Sunday, April 28, 2013

geographical hors d'oeuvres

Watching a television show called "How the States Got Their Shapes," I felt as if I were eating potato chips and just couldn't stop as small fact heaped on small fact, salty and deliciously addicting. The ones that stuck with me included ....

-- That Florida, that southern clime claimed by Disney World and babes in bikinis and garish wealth, was home to the largest cattle ranch in the United States. That the Spanish had brought cows with them when they colonized the area in the early 16th century. The cows ran wild and only later were hunted for food. And for that reason the men who tended cattle in Florida became known and prefer to be known as "cow hunters." They used bullwhips in their hunts, cracking them as a means of moving and controlling the wayward beasts. And from this cracking of whips, the now-pejorative word "cracker" evolved. It did not mean a doltish redneck back then ... these were hardy, hard-working and honorable people. There was and remains a community called Crackertown in Florida.

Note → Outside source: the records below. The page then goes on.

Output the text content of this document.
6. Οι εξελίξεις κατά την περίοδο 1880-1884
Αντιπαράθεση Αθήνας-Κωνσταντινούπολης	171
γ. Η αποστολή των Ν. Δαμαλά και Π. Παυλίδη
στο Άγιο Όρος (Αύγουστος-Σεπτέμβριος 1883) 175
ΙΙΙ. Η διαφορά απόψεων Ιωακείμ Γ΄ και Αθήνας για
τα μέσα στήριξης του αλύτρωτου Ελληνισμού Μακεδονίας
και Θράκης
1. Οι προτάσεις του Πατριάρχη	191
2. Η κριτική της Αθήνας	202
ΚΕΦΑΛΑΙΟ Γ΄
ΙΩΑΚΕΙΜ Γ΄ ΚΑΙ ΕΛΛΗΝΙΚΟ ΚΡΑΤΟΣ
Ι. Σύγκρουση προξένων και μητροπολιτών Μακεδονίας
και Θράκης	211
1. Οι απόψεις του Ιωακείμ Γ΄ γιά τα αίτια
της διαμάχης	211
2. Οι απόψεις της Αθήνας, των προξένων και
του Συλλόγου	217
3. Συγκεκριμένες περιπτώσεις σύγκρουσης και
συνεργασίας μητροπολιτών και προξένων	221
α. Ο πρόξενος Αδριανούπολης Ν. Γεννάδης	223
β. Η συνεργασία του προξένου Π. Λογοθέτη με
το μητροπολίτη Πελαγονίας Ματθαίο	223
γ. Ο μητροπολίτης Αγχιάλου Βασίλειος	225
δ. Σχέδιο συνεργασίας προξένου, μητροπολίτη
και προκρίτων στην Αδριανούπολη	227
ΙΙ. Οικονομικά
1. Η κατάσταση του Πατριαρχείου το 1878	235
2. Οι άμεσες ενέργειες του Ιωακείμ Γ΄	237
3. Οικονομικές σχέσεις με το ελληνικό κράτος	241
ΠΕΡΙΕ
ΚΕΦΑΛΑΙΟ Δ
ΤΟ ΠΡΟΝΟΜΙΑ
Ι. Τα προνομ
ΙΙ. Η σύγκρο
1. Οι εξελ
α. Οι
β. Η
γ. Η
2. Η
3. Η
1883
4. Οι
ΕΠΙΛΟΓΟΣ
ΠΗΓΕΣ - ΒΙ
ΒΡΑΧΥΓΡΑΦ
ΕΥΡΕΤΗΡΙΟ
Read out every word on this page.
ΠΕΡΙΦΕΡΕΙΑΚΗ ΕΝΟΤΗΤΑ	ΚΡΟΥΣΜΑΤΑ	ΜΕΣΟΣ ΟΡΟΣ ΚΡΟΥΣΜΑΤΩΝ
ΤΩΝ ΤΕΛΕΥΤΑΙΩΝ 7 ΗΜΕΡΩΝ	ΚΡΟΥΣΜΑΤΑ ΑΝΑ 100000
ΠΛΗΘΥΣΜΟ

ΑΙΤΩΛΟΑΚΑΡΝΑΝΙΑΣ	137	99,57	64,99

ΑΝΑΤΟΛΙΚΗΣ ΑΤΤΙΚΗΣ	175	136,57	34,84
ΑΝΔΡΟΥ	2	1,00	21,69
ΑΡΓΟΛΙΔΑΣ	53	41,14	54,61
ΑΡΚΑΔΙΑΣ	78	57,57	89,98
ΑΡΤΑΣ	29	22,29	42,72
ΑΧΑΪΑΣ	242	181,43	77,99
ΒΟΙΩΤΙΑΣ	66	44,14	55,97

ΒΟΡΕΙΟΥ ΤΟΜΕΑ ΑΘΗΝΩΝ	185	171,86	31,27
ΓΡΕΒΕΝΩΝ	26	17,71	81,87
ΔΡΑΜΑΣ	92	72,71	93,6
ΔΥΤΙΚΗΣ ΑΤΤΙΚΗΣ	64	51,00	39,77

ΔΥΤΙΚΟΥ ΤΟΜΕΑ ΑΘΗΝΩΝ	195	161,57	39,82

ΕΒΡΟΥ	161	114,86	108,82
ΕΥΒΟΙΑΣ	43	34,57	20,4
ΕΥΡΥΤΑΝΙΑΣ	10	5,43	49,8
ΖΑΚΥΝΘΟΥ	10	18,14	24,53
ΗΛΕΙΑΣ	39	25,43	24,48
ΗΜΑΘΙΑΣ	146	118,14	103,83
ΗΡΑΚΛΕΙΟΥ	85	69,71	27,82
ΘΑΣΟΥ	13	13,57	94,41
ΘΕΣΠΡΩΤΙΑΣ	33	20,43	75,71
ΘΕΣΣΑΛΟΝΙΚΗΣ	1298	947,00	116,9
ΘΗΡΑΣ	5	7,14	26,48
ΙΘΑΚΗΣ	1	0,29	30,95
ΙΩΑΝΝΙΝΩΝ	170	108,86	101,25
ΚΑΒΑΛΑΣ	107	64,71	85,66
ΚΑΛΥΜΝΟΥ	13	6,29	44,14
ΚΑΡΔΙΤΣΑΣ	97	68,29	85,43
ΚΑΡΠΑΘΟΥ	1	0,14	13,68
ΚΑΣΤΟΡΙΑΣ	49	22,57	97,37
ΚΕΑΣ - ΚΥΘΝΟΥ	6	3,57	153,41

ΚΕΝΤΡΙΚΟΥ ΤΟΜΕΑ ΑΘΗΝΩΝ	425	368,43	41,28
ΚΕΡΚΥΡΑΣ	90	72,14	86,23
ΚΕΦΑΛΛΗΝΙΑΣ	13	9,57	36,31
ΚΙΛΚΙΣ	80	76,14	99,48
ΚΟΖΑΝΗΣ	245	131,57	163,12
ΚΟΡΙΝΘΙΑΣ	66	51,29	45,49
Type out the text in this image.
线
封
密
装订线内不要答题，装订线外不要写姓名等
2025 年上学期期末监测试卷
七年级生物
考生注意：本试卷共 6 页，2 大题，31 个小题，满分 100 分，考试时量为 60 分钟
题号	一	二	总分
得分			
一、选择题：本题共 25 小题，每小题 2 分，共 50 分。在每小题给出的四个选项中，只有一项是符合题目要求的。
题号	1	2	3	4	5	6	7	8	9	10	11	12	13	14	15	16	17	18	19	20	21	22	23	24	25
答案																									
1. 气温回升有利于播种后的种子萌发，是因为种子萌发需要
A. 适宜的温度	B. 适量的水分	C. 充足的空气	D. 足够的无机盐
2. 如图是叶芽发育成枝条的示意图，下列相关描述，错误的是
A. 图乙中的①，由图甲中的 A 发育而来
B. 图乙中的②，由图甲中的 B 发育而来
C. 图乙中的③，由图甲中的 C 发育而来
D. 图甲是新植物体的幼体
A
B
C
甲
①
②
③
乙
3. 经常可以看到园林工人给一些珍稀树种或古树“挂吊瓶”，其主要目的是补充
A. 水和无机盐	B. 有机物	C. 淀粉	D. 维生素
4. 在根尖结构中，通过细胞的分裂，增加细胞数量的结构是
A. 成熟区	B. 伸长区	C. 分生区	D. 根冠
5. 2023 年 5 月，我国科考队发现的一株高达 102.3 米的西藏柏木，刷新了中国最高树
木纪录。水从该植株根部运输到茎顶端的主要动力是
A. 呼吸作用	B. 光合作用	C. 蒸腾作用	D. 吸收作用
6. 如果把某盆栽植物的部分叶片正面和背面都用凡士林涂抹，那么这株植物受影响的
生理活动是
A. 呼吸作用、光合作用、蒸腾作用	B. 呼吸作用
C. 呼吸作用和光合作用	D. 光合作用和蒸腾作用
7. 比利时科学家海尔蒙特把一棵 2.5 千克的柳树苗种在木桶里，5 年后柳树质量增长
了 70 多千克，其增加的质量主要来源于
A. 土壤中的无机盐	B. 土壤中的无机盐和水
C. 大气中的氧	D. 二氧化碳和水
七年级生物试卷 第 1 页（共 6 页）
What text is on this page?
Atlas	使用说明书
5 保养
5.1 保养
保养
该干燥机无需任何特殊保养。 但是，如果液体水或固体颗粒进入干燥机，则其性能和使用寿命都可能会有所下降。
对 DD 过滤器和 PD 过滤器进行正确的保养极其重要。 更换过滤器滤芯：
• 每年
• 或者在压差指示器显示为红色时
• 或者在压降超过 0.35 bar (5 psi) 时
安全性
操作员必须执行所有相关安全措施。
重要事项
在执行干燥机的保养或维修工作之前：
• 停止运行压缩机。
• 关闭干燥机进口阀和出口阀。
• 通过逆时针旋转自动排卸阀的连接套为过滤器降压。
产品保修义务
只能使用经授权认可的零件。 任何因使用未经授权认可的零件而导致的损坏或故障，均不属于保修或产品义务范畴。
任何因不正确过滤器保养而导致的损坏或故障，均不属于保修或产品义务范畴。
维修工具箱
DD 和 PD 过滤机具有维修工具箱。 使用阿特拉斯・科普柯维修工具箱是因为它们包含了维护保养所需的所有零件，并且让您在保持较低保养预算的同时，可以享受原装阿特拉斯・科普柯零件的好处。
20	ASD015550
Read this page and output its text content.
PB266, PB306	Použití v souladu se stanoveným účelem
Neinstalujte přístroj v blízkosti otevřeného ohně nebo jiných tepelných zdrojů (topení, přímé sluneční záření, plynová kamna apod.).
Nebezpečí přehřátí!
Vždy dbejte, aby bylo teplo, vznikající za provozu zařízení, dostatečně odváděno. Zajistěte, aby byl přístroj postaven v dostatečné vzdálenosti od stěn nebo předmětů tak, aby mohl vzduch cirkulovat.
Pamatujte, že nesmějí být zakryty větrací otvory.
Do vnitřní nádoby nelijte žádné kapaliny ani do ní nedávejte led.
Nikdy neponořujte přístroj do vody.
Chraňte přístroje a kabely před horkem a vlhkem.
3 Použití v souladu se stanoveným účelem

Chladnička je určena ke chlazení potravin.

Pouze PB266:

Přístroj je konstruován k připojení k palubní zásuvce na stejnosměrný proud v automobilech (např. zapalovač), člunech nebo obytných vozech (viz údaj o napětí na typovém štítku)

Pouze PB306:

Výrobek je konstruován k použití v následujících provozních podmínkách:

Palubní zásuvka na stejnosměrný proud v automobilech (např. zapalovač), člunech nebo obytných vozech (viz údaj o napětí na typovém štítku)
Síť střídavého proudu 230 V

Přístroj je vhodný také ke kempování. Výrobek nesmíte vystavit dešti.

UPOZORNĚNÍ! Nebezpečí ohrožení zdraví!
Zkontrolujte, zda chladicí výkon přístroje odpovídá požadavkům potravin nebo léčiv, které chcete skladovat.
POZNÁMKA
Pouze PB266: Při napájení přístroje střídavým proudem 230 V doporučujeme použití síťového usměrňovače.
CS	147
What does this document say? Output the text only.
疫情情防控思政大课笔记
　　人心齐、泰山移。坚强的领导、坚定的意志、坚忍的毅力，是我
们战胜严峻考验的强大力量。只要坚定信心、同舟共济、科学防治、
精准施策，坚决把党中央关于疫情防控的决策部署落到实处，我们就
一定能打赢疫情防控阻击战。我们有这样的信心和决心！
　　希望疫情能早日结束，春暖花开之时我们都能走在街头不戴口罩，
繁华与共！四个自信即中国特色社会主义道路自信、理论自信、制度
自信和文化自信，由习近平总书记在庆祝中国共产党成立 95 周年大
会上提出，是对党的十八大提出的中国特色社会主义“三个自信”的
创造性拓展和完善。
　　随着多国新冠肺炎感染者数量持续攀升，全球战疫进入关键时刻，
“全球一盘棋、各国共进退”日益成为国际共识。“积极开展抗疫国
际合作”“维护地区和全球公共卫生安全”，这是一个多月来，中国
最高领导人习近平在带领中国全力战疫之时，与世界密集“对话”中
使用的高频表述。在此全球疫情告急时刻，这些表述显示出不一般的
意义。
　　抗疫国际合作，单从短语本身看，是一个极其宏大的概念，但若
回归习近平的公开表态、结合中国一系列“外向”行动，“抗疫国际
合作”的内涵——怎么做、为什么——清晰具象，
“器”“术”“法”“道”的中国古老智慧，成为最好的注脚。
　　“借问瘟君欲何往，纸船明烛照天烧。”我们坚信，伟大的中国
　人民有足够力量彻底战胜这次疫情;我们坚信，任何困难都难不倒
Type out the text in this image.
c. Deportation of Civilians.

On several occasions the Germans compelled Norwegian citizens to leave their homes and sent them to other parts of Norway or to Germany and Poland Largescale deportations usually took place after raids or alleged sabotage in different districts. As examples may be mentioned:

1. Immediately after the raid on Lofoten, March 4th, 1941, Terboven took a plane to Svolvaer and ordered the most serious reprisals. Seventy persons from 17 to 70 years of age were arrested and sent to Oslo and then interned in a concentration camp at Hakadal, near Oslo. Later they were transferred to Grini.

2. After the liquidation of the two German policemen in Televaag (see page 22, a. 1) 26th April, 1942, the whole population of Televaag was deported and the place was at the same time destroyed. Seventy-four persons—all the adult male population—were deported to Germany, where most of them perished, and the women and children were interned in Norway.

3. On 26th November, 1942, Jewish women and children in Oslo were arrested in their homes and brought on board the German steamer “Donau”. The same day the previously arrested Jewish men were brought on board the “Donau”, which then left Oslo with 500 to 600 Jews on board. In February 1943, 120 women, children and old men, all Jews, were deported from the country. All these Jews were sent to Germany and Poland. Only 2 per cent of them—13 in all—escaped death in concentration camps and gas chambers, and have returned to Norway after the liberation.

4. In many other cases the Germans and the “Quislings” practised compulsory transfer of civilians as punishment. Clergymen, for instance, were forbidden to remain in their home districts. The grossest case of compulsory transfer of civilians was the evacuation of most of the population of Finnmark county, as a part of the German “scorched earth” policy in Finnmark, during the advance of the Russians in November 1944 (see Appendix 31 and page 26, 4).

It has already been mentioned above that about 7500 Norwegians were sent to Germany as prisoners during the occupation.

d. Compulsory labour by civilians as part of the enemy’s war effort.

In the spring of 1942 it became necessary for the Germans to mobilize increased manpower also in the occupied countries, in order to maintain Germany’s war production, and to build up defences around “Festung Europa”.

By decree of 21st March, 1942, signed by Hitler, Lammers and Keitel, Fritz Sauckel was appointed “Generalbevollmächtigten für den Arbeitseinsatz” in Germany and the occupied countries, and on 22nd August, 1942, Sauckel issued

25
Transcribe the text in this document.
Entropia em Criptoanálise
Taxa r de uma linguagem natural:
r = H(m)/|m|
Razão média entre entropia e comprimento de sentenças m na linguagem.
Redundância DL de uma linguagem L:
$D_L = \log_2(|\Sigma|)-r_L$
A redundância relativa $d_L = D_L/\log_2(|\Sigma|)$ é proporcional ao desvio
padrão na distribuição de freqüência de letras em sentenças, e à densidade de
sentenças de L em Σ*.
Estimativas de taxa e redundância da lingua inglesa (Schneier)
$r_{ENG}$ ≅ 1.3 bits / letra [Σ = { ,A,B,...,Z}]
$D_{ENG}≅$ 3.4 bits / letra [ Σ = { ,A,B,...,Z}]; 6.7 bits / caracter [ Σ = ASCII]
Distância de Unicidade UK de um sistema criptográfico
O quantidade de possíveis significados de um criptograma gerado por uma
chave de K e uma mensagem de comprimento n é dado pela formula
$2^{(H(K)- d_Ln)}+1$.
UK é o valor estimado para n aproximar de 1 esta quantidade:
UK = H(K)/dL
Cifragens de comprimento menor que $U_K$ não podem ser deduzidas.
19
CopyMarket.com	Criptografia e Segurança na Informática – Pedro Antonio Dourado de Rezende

-- That northern Maine is not served by U.S. utilities, but rather gets its power from Canada. Northern Maine contrasts with the southern areas where the "Massholes" have taken up space along the coast. In the north, cell phones and GPS systems are useless. Northern Maine, once home to a booming logging industry, is in many ways, literally and metaphorically, off the grid. It does not take kindly to the fact that Maine was once part of Massachusetts. It was a tantalizing and simultaneously somehow frightening thought ... going to a place that, like much of the earth, simply has no wireless communication. No wireless communication and people get along just fine, thank you very much.

All this and more like it touched my mental taste buds and then disappeared. Totally useless information that made me feel somehow lighter and brighter.